Anna Tatishvili on the comeback trail
The Georgian-born Tatishvili, now an American citizen, hasn’t played since reaching the semifinals of a $25,000 ITF in Sumter, SC in October, 2017.
She had to retire in that match.
Now 29, Tatishvili reached the top 50 – checking in at exactly No. 50 in Oct. 2012.
She had her third ankle surgery in Jan. 2018. And it appears that now – finally – she might be close to returning.
Her special ranking expires June 24, 2019.
Tatishvili, who obviously has no ranking at the moment, had entered the WTA tournament in Prague with a protected ranking of No. 107.
But she has withdrawn from that event. And she hasn’t entered anything else until the French Open.
There, she is the next into the main draw with that protected ranking, as soon as the first player withdraws.
Paula Ormaechea – back to the WTA
Now 26, Ormaechea was considered a rare promising player out of South American as a junior, when she had wins over Daria Gavrilova and Johanna Konta.
Ormeachea peaked at No. 59 when she was 21, after reaching the final at the WTA event in Bogotá earlier that year.
But after the 2017 US Open, she had dropped all the way down to No. 742. By the end of 2018, she had clawed her way back to No. 234 playing clay-court tournaments on the ITF circuit.
Ormaechea has played little in 2019. She showed up at the Australian Open qualifying, winning a round and earning $18,600 (and 40 ranking points).
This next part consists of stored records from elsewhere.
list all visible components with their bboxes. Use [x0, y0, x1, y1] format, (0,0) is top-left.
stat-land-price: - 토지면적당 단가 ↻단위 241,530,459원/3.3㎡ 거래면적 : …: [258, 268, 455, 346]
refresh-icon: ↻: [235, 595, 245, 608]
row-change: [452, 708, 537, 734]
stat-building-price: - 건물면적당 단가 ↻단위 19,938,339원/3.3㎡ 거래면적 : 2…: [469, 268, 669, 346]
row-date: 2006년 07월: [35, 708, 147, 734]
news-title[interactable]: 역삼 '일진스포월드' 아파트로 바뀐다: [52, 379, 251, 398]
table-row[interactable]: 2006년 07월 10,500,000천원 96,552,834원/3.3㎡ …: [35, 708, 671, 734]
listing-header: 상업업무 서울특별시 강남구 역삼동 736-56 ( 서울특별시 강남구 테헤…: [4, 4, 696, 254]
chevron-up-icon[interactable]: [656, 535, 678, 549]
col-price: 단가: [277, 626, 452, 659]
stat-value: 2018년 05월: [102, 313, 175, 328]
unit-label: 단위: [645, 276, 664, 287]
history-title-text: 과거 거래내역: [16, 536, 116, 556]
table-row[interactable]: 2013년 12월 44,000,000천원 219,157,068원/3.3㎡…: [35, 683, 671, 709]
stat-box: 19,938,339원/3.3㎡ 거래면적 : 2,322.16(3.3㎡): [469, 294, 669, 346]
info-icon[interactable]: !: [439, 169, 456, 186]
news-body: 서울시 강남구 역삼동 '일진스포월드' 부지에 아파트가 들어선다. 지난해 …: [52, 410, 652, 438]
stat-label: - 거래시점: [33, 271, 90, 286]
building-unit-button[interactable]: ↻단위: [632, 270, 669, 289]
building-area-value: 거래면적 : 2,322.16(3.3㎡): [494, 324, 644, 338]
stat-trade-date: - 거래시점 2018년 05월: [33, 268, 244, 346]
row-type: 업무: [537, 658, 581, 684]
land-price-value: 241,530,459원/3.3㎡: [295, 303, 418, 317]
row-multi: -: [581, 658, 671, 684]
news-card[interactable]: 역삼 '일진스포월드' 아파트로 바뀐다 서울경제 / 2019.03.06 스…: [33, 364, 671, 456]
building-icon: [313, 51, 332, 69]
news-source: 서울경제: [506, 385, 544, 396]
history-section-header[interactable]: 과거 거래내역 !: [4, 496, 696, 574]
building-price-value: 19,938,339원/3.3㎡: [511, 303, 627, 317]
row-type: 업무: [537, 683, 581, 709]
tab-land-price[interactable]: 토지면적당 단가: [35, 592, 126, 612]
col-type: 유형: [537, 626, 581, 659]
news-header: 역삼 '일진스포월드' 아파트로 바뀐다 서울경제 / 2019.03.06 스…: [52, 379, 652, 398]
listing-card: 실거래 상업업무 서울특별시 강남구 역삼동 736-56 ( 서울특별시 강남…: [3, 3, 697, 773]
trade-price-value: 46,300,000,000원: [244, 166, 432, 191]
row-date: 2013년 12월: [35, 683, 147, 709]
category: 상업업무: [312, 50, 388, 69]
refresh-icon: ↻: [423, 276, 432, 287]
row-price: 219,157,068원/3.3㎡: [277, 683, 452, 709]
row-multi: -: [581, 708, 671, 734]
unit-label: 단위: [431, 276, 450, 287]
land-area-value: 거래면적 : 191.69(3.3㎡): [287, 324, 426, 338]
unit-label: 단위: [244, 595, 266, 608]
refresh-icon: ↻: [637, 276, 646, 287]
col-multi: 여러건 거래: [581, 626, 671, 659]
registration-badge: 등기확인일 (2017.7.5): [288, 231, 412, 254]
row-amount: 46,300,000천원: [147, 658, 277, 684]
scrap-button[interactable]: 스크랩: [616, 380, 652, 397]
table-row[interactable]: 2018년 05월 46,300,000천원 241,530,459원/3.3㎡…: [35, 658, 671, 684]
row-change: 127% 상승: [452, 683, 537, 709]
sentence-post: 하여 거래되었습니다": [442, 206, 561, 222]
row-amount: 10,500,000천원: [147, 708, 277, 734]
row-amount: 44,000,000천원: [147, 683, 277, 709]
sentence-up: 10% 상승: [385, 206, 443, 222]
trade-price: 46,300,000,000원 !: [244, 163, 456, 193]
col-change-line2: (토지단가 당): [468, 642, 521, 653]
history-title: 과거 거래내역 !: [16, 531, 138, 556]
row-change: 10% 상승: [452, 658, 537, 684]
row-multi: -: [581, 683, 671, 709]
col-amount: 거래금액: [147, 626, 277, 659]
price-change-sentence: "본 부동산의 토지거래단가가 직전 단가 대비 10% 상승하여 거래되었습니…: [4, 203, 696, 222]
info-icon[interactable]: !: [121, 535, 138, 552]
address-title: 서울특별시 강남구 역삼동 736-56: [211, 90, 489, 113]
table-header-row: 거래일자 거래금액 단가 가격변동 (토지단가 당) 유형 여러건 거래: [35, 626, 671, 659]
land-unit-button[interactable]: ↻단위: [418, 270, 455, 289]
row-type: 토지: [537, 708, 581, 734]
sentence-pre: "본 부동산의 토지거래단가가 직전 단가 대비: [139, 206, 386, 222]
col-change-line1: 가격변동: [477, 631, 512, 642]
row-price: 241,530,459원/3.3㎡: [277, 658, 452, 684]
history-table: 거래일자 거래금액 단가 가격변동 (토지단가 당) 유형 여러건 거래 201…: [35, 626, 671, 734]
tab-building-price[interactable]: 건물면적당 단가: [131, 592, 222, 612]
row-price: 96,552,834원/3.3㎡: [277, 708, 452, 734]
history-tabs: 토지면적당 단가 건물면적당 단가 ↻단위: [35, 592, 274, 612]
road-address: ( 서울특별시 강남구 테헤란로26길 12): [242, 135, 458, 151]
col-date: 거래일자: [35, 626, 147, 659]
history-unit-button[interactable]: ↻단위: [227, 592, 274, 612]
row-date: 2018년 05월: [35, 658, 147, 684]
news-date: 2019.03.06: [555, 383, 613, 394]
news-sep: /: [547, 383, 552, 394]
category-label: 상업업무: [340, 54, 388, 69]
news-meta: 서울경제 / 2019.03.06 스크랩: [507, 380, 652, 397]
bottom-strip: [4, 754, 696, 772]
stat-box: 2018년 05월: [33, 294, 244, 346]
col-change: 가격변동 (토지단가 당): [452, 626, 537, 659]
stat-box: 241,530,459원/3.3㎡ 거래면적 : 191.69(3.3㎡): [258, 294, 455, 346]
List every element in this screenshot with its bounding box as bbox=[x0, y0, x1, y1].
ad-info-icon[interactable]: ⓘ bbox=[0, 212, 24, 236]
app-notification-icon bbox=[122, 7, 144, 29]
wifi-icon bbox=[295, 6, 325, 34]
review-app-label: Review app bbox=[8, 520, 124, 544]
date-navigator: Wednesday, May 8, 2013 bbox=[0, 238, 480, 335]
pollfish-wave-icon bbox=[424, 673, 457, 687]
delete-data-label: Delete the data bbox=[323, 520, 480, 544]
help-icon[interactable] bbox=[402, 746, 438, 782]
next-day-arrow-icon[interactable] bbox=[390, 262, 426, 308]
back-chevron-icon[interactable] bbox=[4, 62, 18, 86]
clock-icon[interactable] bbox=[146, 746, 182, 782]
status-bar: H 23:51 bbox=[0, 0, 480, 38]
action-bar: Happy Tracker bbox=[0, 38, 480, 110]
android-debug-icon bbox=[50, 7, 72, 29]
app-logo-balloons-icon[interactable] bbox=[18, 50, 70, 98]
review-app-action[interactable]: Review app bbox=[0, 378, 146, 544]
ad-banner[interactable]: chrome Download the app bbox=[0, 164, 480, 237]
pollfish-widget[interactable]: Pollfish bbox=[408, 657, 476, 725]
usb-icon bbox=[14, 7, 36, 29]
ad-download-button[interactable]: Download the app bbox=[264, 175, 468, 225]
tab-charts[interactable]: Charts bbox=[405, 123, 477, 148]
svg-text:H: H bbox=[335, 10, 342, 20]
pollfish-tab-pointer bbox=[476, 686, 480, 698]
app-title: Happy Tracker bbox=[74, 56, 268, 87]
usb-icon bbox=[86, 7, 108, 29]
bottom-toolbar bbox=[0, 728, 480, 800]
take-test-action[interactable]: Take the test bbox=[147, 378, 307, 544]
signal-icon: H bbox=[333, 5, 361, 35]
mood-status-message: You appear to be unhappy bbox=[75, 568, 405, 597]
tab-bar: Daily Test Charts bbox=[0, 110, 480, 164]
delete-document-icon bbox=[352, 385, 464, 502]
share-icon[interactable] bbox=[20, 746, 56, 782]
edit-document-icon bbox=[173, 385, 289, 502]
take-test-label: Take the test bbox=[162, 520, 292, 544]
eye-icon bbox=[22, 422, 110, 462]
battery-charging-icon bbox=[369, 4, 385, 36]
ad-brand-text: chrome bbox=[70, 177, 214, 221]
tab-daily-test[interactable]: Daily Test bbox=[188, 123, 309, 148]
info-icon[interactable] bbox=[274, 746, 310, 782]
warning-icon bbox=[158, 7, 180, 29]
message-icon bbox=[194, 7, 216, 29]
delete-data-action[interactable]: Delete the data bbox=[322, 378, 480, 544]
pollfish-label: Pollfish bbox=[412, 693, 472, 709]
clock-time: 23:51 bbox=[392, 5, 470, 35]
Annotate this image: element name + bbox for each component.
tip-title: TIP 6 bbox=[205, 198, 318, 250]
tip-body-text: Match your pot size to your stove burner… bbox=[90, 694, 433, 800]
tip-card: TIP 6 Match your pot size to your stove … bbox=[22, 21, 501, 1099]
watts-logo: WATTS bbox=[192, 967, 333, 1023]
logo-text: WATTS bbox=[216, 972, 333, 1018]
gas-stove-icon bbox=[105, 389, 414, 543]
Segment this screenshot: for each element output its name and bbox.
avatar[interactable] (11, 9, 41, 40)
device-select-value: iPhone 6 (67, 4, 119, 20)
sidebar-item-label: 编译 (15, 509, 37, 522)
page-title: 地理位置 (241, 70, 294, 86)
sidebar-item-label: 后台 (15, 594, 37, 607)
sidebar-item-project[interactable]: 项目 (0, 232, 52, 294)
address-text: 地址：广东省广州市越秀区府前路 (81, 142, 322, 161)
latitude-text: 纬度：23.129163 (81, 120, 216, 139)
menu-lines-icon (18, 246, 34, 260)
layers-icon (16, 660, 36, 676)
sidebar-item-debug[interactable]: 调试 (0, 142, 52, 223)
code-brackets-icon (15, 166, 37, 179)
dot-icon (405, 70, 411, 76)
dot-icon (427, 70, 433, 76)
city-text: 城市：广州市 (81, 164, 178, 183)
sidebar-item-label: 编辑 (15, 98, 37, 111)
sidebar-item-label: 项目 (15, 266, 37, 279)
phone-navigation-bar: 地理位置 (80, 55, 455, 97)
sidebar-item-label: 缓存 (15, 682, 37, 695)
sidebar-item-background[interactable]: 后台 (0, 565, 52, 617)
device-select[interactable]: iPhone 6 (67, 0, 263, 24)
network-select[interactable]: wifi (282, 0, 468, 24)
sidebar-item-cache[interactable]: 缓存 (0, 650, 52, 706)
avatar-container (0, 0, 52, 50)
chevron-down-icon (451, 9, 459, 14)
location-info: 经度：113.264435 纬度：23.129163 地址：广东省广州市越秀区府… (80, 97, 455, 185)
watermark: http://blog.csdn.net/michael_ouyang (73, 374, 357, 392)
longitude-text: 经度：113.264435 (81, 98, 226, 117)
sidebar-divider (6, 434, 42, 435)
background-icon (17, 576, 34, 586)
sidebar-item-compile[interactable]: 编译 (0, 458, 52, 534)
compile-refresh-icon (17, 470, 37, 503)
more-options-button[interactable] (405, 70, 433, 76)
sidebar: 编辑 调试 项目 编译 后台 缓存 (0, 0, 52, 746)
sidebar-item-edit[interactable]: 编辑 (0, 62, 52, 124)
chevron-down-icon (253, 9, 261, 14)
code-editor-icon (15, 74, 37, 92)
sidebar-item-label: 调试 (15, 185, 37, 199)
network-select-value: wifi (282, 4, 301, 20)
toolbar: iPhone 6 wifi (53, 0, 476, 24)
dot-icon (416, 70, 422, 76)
But then she disappeared again, victim of a right shoulder injury. But two weeks ago. Ormaechea defeated a wild card and two qualifiers to reach the semifinals at a $25,000 ITF in Tunisia.
This past weekend in Stuttgart, she reappeared on the WTA Tour for the first time since losing in the first round of the Florianopolis tournament in Aug. 2015.
It’s been so long, that tournament doesn’t even exist any more.
Ormaechea lost 6-1, 6-1 to Germany’s Antonia Lottner in the first round of qualifying.
She may sneak into the qualifying in Prague next week. And she’s entered in the French Open qualifying; she should get in.
Ormaechea reached the third round at Roland Garros in both 2013 and 2014.